2.2. Biometeorological Data Processing System
The system is based on three main components: Controller, Downloading and Geoprocessing (
Figure 1). The first component integrates and executes all processes in a systematic manner. The second module is responsible for carrying out specific functions with data, such as adding new data sources to download more data required in future analyses. Finally, the Geoprocessing element consists of a number of processing functions to transform all spatial datasets, including the calculation of PODA, the generation of new files, map reprojections and creation of new images.
First of all, the controller has a number of pre-defined tasks through Python dictionaries which contain specific hours (time of day) for data downloading as well as input parameters to those functions. When a download is about to start, the system creates an execution thread and performs the tasks of a function located within a specific module. In the case of the PODA and its three corresponding NOAA datasets, four daily downloads are programmed, one download every 6 hours starting at 00:00 UTC. Every module has different functions and a data source established for downloading and processing. Once the data are downloaded, they are read and stored into the main memory. This means an optimization in the process since there is no need to write and read disk files. After that, data are available in memory to be used in other tasks, particularly in the transformation and geoprocessing stages. In order to add new data from different sources, we can easily create new modules defining the data source and its processing functions as input parameters.
GDAL allows the programmer to read all that information in memory from the Internet and process the GRIB data structures to obtain the data array. This numeric array allows us to apply regular map algebra operations to compute the global PODA and obtain a resulting array that can be stored in the NetCDF format for persistence in the file system. As a requirement to store this result, a transformation function has been developed to convert the original files into NetCDF format, which is the most widely used format in the biometeorology community.
Finally, the system generates a PODA global raster map in PNG format for web visualisation purposes. In order to achieve this, the data array is reprojected to the Web Mercator Projection, which is the common standard in tile-based geospatial information systems [
11].
3. Discussion and Results
After defining the system requirements, a software was developed to conduct the whole process consisting of extracting specific datasets from the NOAA web site, transforming the datasets and obtaining a new, enriched product suitable for analysis in biometeorology.
The design of the system allows the inclusion of new indices to carry out the extraction and transformation processes in an automated way. An example result is shown with the PODA index, in which the entire process described above was applied.

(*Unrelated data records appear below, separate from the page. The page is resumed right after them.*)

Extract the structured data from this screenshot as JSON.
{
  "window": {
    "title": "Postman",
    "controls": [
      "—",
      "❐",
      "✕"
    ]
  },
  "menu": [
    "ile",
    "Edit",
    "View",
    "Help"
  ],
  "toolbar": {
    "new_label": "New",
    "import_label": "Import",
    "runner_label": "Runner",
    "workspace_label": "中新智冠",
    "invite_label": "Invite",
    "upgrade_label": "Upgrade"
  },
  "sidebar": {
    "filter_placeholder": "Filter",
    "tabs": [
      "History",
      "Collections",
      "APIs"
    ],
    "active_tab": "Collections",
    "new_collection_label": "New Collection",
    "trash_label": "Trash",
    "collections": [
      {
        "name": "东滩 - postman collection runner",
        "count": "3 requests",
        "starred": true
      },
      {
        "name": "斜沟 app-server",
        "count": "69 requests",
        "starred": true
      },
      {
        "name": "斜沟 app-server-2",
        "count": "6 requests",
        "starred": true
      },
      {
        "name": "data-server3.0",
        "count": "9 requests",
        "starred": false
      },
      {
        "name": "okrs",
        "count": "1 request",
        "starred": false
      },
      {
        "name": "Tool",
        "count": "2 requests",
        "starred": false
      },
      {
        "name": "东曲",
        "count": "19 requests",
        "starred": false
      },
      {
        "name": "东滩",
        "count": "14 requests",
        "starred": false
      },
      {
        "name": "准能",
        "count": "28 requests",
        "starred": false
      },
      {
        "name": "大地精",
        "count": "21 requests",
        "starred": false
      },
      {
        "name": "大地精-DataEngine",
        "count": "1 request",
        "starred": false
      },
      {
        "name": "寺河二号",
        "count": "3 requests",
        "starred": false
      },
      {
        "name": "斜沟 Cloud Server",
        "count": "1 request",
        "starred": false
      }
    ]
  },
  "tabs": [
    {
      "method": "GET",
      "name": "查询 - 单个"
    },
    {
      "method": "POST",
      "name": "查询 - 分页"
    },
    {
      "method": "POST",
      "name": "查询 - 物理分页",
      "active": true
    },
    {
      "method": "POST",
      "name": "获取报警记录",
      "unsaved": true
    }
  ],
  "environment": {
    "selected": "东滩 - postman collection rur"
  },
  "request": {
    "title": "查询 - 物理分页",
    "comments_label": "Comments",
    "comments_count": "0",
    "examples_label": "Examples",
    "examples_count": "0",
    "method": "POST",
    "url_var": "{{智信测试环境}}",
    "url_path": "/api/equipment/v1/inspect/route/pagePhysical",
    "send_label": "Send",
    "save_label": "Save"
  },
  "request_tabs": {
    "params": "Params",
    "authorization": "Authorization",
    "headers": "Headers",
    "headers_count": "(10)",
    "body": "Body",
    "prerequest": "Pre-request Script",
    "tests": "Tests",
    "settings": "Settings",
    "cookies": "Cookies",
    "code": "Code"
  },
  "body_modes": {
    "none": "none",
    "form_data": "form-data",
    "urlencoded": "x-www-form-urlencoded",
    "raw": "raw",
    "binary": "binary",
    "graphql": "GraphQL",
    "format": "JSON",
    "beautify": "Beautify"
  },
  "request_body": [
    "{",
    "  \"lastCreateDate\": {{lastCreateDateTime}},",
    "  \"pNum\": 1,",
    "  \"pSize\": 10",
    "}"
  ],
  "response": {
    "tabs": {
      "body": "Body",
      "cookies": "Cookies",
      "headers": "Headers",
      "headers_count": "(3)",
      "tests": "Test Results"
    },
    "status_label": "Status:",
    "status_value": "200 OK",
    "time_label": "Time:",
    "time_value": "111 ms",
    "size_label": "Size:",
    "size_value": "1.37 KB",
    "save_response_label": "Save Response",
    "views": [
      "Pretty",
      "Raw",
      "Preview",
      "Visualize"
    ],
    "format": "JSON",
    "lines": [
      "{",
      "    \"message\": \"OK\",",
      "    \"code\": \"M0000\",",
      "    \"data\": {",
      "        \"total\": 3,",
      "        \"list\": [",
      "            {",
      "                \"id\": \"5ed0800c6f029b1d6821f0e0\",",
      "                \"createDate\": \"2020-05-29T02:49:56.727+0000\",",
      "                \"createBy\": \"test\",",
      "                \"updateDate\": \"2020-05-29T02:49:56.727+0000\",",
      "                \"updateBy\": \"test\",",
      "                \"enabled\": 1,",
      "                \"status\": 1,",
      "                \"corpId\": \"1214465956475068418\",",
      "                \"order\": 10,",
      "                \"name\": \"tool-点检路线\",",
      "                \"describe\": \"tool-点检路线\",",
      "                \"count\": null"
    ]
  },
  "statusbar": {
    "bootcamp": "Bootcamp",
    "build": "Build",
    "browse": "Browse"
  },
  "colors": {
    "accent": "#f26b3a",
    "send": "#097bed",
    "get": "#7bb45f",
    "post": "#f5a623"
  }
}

Figure 2 contains the three input variables and the resulting PODA index, which helps in understanding the outcome of the geoprocessing during the development process. The resulting maps are suitable to be used within geographic information system (GIS) software as well as for the web application viewer. The design also takes into account the dynamic nature of the system, which generates new maps continuously (four times a day), in such a way that users can view the most recent map in the web graphical interface, but can access data (maps and time series) from past dates for downloading upon request.
4. Conclusions
The purpose of our system was to improve and facilitate the analysis of spatially distributed data together with environmental variables and meteorological indices such as the PODA. The operation of the system meets the goal, which is to bring those meteorological datasets closer to a wide range of scientists and practitioners, by transforming the raw data into standard, easy-to-use file formats ready for spatial and temporal analyses in the field of Biometeorology.
In summary, a process for data transformation and generation based on free and open source software was successfully developed, which proves the high potential of GDAL, Python and other similar tools to generate added value from freely available data in scientific applications.